Jejueo talking dictionary: A collaborative online database for language revitalization
Presenter(s)
Moira Saltzman
Affiliation
California State University Northridge
Topic
Documentation of indigenous and minority languages: vocabulary and grammar
Type
Papers
Abstract
This paper describes the development of the Jejueo Talking Dictionary, a free online multimedia database and Android application scheduled for release in August, 2021. Jejueo is a critically endangered language spoken by 5,000-10,000 people throughout Jeju Province, South Korea, and in a diasporic enclave in Osaka, Japan. Under contact pressure from Standard Korean, Jejueo is undergoing rapid attrition, and most fluent speakers of Jejueo are now over 75 years old.

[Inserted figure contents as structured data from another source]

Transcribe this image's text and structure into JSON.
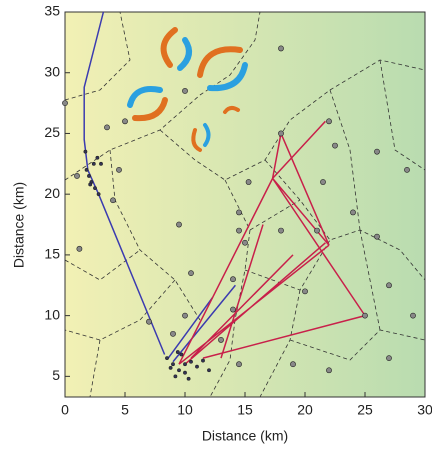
{
  "chart_data": {
    "type": "scatter",
    "xlabel": "Distance (km)",
    "ylabel": "Distance (km)",
    "xlim": [
      0,
      30
    ],
    "ylim": [
      3.3,
      35
    ],
    "xticks": [
      0,
      5,
      10,
      15,
      20,
      25,
      30
    ],
    "yticks": [
      5,
      10,
      15,
      20,
      25,
      30,
      35
    ],
    "series": [
      {
        "style": "line",
        "color": "#3b3bb0",
        "x": [
          3.2,
          1.6,
          1.6,
          1.9,
          2.8,
          8.3,
          null,
          8.6,
          12.3,
          null,
          9,
          14.2
        ],
        "y": [
          35,
          28.8,
          24.5,
          22,
          20,
          6.8,
          null,
          6.5,
          11.5,
          null,
          6.2,
          12.5
        ]
      },
      {
        "style": "line",
        "color": "#c8204a",
        "x": [
          9.5,
          17.3,
          null,
          9.5,
          22,
          null,
          10,
          21.7,
          null,
          10.5,
          19,
          null,
          17.3,
          18,
          22,
          17.3,
          null,
          17.3,
          21.7,
          null,
          17.3,
          25,
          11.5,
          null,
          13,
          16.5
        ],
        "y": [
          6,
          21.3,
          null,
          6,
          15.8,
          null,
          6,
          16,
          null,
          6.5,
          15,
          null,
          21.3,
          25,
          15.8,
          21.3,
          null,
          21.3,
          26,
          null,
          21.3,
          10,
          6.5,
          null,
          6.5,
          17.5
        ]
      },
      {
        "style": "points",
        "color": "#888888",
        "size": 2.6,
        "x": [
          0,
          1,
          1.2,
          4,
          4.5,
          3.5,
          5,
          7,
          9.5,
          10.5,
          10,
          9,
          14,
          14,
          14.5,
          14.5,
          15,
          14.5,
          13,
          15.3,
          18,
          18,
          18,
          19,
          20,
          21,
          22,
          22,
          21.5,
          22.5,
          24,
          26,
          26,
          27,
          28.5,
          27,
          29,
          25,
          10
        ],
        "y": [
          27.5,
          21.5,
          15.5,
          19.5,
          22,
          25.5,
          26,
          9.5,
          17.5,
          13.5,
          10,
          8.5,
          10.5,
          13,
          17,
          18.5,
          16,
          6,
          8,
          21,
          25,
          32,
          17,
          6,
          12,
          17,
          5.5,
          26,
          21,
          24,
          18.5,
          23.5,
          16.5,
          12.5,
          22,
          6.5,
          10,
          10,
          28.5
        ]
      },
      {
        "style": "points",
        "color": "#333355",
        "size": 1.6,
        "x": [
          1.8,
          2,
          2.2,
          2.5,
          2.8,
          2.4,
          2.7,
          2.1,
          3,
          1.7,
          8.5,
          9,
          9.5,
          10,
          10.5,
          9.2,
          10,
          11,
          9.7,
          8.8,
          10.3,
          11.5,
          9.4,
          12
        ],
        "y": [
          22,
          21.5,
          21,
          20.5,
          20,
          22.5,
          23,
          20.8,
          22.5,
          23.5,
          6.5,
          6,
          5.5,
          6,
          6.2,
          5,
          5.3,
          5.8,
          6.8,
          5.7,
          4.8,
          6.3,
          7,
          5.5
        ]
      }
    ]
  }
}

In recent years, talking dictionaries have proven to be valuable tools in language revitalization programs worldwide. As a collaborative team including linguists from Jeju National University, members of the Jejueo Preservation Society, Jeju community members and outside linguists, we are currently building a web-based talking dictionary of Jejueo along with an application for Android devices. The Jejueo talking dictionary will compile existing annotated video corpora of Jejueo songs, conversational genres and local mythology into a multimedia database, to be supplemented by original annotated video recordings of natural language use. Lexemes and definitions will be accompanied by audio files of their pronunciation and occasional photos, in the case of items native to Jeju. The audio and video data will be tagged in Jejueo, Korean, Japanese and English so that users may search or browse the dictionary in any of these languages. Videos showing a range of discourse types will have interlinear glossing, so that users may search Jejueo particles as well as lexemes and grammatical topics and find the tools to construct original Jejeuo speech. The Jejueo talking dictionary will serve as a tool for language acquisition in Jejueo programs in schools, as well as a repository for oral history and ceremonial speech. The aim of this paper is to discuss how the interests of diverse user communities may be addressed by the methodology, organization and scope of talking dictionaries.